DENEB: A Hallucination-Robust Automatic Evaluation Metric for Image Captioning
This work addresses the challenge of reliable automatic evaluation for image captioning, particularly in handling hallucinations, which is crucial for researchers and developers in computer vision and NLP.
The authors tackled the problem of evaluating image captions with a focus on robustness against hallucinations, proposing DENEB, a supervised metric that achieved state-of-the-art performance on multiple datasets, including FOIL and Flickr8K-Expert.
In this work, we address the challenge of developing automatic evaluation metrics for image captioning, with a particular focus on robustness against hallucinations. Existing metrics are often inadequate for handling hallucinations, primarily due to their limited ability to compare candidate captions with multifaceted reference captions. To address this shortcoming, we propose DENEB, a novel supervised automatic evaluation metric specifically robust against hallucinations.

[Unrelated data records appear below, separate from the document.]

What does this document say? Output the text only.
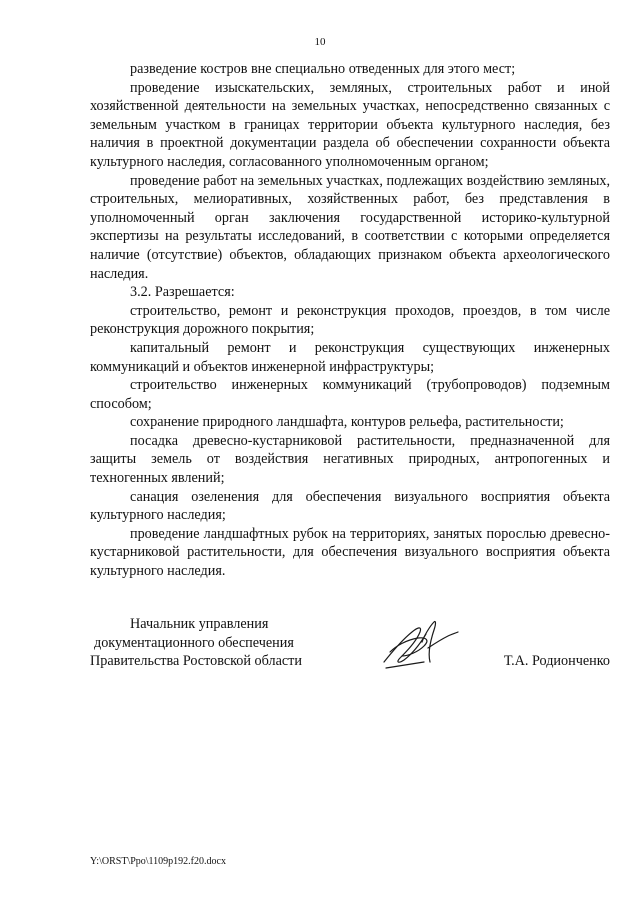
10

разведение костров вне специально отведенных для этого мест;

проведение изыскательских, земляных, строительных работ и иной хозяйственной деятельности на земельных участках, непосредственно связанных с земельным участком в границах территории объекта культурного наследия, без наличия в проектной документации раздела об обеспечении сохранности объекта культурного наследия, согласованного уполномоченным органом;

проведение работ на земельных участках, подлежащих воздействию земляных, строительных, мелиоративных, хозяйственных работ, без представления в уполномоченный орган заключения государственной историко-культурной экспертизы на результаты исследований, в соответствии с которыми определяется наличие (отсутствие) объектов, обладающих признаком объекта археологического наследия.

3.2. Разрешается:

строительство, ремонт и реконструкция проходов, проездов, в том числе реконструкция дорожного покрытия;

капитальный ремонт и реконструкция существующих инженерных коммуникаций и объектов инженерной инфраструктуры;

строительство инженерных коммуникаций (трубопроводов) подземным способом;

сохранение природного ландшафта, контуров рельефа, растительности;

посадка древесно-кустарниковой растительности, предназначенной для защиты земель от воздействия негативных природных, антропогенных и техногенных явлений;

санация озеленения для обеспечения визуального восприятия объекта культурного наследия;

проведение ландшафтных рубок на территориях, занятых порослью древесно-кустарниковой растительности, для обеспечения визуального восприятия объекта культурного наследия.

Начальник управления
документационного обеспечения
Правительства Ростовской области	Т.А. Родионченко
Y:\ORST\Ppo\1109p192.f20.docx
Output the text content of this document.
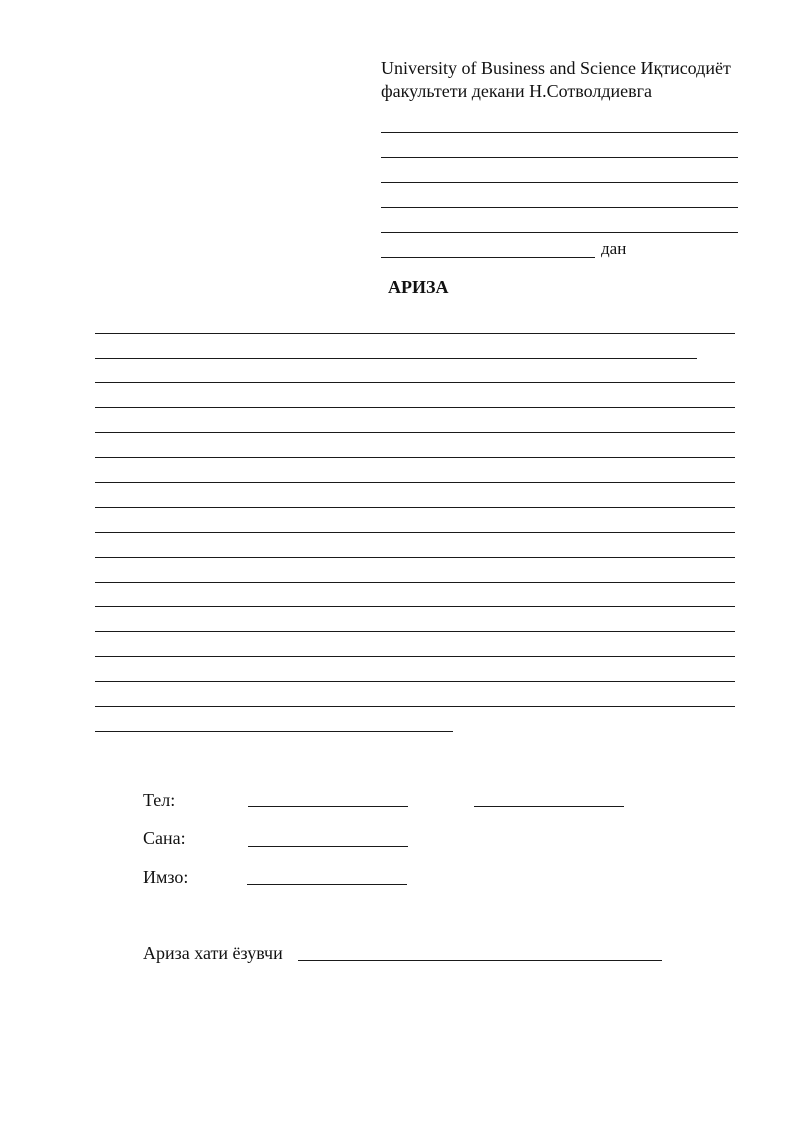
University of Business and Science Иқтисодиёт
факультети декани Н.Сотволдиевга
дан
АРИЗА
Тел:
Сана:
Имзо:
Ариза хати ёзувчи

DENEB incorporates the Sim-Vec Transformer, a mechanism that processes multiple references simultaneously, thereby efficiently capturing the similarity between an image, a candidate caption, and reference captions. To train DENEB, we construct the diverse and balanced Nebula dataset comprising 32,978 images, paired with human judgments provided by 805 annotators. We demonstrated that DENEB achieves state-of-the-art performance among existing LLM-free metrics on the FOIL, Composite, Flickr8K-Expert, Flickr8K-CF, Nebula, and PASCAL-50S datasets, validating its effectiveness and robustness against hallucinations.